The weblog stack

Networking people love to talk about the network stack, like the 4-layer DoD model or the 7-layer OSI model, and web services boosters have picked up on that with their talk about the web services stack (an example from Judith Myerson at IBM , an example from David Orchard at BEA, and a bit of skepticism from Kendall Grant Clark) .

Should we be talking about a weblog stack? The web services stack almost always starts with HTTP rather than going all the way down into the lower-level networking protocols, so a similar weblog stack using RSS 2.0 would look something like this:

RSS 2.0
RSS 2.0 extensions (like the well-formed web extensions)

A diagram like this helps me to write an RSS library or aggregator, but does it leave me any more aware of how the blogsphere ticks? Not really, because not everything passes through this stack. For a non-full-text feed, for example, the headline and description show up this way, but then the main posting gets tome through a normal web HTTP+HTML route, totally independent of XML or RSS. Other kinds of communication bypass my proposed stack completely, like trackback and pingback, or even Technorati rankings for that matter.

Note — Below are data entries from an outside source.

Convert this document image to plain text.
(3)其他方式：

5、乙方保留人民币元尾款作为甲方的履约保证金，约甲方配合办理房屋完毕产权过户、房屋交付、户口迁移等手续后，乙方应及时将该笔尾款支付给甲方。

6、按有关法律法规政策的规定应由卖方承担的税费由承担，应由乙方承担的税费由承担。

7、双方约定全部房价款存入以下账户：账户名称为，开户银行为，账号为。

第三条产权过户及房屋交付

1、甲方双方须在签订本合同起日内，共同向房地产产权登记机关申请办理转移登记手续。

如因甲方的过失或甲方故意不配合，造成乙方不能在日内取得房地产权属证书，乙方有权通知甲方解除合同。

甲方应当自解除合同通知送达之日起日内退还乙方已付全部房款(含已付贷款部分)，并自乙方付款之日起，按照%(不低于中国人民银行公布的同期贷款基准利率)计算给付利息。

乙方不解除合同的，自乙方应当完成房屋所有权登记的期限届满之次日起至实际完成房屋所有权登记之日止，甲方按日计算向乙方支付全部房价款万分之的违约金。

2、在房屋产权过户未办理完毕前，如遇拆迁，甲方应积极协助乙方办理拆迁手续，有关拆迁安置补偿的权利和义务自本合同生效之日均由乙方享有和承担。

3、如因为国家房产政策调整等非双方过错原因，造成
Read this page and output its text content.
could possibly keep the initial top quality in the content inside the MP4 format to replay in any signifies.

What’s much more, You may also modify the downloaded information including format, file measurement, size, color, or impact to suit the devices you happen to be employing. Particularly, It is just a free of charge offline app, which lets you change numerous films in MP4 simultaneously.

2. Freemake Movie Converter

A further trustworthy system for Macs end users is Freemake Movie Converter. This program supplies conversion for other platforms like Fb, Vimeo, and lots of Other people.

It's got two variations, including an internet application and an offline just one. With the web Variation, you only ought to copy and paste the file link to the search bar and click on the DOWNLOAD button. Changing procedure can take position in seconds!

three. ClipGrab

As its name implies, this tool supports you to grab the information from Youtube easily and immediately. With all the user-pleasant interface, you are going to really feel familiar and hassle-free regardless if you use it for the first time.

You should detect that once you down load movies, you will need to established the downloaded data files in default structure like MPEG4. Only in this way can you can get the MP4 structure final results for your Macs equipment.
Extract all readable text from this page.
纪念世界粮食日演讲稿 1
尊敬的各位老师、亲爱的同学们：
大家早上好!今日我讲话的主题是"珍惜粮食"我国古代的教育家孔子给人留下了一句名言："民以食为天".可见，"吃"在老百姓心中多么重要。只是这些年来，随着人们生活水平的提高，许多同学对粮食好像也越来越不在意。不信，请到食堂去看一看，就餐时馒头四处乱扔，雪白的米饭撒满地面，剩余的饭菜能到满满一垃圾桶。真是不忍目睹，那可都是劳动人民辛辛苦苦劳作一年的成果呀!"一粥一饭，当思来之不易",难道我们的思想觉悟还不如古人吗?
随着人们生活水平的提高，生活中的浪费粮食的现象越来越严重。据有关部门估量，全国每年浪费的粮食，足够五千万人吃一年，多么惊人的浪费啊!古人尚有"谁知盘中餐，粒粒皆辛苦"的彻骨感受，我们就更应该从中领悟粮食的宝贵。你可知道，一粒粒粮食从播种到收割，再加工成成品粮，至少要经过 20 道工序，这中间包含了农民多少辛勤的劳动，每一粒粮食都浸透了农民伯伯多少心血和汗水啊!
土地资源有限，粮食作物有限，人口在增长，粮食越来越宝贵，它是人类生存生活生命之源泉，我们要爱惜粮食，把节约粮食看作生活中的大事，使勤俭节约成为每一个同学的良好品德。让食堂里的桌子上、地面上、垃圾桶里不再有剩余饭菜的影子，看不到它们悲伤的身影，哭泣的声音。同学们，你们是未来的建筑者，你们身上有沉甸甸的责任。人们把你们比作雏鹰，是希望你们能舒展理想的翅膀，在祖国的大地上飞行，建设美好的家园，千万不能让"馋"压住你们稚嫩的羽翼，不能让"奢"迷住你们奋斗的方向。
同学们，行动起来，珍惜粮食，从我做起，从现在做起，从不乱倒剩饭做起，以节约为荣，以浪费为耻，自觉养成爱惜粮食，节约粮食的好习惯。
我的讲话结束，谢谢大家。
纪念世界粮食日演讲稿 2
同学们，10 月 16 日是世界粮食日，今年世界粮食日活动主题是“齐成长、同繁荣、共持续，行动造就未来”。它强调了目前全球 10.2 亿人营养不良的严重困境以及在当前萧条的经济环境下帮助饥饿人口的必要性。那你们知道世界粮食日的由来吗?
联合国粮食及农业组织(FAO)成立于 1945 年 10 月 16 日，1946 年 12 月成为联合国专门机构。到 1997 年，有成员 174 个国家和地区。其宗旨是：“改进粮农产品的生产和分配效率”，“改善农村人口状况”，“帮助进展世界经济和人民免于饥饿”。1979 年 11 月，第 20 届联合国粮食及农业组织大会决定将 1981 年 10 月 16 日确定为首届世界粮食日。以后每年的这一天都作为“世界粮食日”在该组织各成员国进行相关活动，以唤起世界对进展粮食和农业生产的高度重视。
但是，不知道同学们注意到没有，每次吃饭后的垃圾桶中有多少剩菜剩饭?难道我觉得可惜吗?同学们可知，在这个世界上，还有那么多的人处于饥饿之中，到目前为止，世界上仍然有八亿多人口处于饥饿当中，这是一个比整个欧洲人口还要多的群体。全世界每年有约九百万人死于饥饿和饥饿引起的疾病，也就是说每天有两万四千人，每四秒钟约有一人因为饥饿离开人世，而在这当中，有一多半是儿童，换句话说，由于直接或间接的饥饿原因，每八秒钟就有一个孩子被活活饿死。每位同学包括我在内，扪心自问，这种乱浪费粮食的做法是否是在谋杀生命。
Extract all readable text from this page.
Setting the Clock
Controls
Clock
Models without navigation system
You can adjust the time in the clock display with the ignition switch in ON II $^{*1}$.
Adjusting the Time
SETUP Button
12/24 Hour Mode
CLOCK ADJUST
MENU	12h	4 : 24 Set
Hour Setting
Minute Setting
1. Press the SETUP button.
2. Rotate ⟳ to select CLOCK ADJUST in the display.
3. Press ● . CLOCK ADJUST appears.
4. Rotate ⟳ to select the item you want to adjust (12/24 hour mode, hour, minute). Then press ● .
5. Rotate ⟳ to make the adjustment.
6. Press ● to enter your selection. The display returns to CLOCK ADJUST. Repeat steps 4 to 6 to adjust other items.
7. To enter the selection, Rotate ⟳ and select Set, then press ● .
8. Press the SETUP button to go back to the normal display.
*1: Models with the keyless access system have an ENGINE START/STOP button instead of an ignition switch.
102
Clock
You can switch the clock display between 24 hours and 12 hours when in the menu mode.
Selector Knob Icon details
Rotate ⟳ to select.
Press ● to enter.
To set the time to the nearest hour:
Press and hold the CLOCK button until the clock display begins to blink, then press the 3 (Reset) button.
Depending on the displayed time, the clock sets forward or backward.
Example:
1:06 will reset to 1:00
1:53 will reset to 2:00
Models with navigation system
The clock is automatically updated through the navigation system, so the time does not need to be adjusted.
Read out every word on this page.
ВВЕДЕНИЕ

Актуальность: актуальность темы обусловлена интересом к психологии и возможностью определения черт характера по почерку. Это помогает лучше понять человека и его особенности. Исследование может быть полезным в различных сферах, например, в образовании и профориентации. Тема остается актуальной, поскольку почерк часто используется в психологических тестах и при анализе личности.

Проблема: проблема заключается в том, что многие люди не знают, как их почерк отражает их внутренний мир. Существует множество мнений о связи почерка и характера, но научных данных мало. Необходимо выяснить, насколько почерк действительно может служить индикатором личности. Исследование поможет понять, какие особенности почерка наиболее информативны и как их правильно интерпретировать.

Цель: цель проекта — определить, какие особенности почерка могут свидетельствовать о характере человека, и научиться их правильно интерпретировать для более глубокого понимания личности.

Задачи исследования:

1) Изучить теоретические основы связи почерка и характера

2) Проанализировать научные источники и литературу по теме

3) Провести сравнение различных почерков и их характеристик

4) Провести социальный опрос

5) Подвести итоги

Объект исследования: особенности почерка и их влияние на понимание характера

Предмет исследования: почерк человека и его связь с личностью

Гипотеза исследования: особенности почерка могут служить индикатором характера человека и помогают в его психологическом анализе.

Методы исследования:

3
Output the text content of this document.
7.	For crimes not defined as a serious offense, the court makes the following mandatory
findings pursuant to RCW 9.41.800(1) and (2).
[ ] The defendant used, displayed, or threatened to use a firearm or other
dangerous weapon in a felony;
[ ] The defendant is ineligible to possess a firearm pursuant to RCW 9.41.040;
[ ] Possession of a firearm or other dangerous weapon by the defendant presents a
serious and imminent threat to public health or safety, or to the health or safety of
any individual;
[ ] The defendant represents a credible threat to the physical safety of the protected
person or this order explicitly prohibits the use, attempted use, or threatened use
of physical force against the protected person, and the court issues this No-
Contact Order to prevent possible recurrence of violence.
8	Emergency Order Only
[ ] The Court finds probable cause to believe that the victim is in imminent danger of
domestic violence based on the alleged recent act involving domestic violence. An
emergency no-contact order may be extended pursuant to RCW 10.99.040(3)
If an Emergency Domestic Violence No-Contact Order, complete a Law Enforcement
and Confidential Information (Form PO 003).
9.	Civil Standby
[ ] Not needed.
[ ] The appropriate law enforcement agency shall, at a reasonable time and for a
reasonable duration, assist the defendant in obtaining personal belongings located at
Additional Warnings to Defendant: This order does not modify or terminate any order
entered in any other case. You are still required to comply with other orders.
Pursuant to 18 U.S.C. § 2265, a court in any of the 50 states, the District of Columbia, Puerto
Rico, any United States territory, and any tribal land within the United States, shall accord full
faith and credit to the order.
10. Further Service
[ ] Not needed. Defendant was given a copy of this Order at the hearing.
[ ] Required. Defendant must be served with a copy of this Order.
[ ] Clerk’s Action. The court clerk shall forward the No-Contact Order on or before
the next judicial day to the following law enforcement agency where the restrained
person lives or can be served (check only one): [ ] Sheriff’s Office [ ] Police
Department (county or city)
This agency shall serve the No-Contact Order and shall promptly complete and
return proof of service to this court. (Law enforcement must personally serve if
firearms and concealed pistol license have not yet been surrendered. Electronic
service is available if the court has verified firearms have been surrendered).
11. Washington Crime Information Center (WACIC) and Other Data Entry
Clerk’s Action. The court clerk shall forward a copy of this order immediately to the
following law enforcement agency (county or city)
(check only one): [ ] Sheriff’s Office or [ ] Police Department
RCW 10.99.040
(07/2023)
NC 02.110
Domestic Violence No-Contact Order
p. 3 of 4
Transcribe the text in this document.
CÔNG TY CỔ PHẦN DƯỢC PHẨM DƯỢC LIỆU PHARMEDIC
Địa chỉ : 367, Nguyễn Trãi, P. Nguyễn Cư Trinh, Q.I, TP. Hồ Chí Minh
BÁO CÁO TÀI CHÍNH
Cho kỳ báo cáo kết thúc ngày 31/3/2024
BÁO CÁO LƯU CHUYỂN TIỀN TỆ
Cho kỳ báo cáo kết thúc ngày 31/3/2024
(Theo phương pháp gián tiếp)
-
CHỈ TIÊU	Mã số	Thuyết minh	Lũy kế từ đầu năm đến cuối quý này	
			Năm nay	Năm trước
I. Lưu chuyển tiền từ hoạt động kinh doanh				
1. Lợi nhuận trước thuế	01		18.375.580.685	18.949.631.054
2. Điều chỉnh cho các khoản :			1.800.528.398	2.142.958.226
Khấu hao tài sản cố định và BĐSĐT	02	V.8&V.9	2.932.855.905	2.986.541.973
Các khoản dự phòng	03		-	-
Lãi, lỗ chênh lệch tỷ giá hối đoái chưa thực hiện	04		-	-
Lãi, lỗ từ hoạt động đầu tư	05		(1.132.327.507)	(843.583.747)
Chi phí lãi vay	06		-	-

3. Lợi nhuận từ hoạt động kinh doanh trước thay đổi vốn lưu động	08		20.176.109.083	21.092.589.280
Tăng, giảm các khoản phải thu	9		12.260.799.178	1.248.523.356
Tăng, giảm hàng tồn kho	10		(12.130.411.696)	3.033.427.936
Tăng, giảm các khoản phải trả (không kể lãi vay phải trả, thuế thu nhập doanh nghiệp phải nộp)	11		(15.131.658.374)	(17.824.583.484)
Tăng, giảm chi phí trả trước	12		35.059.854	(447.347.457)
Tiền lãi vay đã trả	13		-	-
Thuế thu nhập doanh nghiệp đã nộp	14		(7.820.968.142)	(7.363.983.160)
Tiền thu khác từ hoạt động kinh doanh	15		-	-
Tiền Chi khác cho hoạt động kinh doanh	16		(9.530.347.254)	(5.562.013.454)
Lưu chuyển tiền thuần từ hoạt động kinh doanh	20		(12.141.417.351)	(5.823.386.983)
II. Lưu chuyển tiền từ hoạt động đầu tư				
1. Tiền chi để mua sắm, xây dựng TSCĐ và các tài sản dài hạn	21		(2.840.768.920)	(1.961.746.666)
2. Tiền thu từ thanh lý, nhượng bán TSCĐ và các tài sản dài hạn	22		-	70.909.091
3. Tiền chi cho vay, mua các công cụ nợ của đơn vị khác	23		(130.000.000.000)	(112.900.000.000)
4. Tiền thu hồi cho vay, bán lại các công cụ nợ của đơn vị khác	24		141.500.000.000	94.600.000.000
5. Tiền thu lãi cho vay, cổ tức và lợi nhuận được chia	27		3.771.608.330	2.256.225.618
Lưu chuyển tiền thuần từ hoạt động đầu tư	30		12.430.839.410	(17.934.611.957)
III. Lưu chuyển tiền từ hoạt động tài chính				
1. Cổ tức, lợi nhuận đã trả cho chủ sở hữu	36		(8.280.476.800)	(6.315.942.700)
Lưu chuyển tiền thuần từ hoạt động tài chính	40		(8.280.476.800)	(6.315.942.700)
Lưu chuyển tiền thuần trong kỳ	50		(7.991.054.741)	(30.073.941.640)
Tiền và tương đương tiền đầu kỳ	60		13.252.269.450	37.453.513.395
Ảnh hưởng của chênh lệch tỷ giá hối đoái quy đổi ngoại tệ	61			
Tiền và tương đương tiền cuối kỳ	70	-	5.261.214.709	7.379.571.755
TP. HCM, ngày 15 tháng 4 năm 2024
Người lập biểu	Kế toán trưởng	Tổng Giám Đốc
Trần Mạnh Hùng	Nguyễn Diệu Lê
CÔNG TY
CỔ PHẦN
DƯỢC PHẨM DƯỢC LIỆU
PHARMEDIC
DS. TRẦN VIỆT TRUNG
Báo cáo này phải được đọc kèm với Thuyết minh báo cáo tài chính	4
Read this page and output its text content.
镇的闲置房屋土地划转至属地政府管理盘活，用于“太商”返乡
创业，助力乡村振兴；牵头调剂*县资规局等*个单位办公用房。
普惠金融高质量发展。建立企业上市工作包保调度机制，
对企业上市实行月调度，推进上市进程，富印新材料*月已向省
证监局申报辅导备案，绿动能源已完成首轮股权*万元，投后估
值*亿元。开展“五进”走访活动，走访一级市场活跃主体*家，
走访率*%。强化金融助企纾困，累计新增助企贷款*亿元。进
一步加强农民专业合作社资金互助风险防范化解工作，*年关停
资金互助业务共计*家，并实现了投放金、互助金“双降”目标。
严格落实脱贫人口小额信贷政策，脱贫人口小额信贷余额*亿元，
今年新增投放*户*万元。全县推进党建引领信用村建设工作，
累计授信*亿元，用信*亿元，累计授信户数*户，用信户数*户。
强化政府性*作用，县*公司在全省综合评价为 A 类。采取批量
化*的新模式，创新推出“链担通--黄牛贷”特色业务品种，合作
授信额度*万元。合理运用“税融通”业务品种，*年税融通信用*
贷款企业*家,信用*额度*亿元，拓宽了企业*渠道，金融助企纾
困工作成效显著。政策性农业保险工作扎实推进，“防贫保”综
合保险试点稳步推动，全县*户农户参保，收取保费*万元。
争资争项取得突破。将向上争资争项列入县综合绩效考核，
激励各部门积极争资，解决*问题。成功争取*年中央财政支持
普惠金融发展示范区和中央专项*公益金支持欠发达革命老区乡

Building a stack provides a cute technical model of one step in the weblog process, but it doesn’t explain how the whole thing works, much less why it works. In fact, human social products are almost always too messy to capture in simple trees or stacks. I faced exactly the same issue when I used to teach the history of the English language at university — technically, English is descended in a straight line from Old English, which is descended from proto-Germanic, which is descended from Indo-European. In reality, though, English borrowed an enormous amount of vocabulary and even syntax from languages like Latin, Greek, and French, which are not direct ancestors: imagine that you had your grandmother’s ears, but the nose of someone your mother happened to pass by on the sidewalk one day and a heart condition inherited from your father’s favourite 17th century Dutch painter, and you’ll see the problem.

Maybe the fact that weblog activities do not fit into a simple stack is not an unfortunate sign of a lack of intellectual rigour but the very reason for its success. Web services people, take note — you might want to try thinking less about new specifications and more about human behaviour.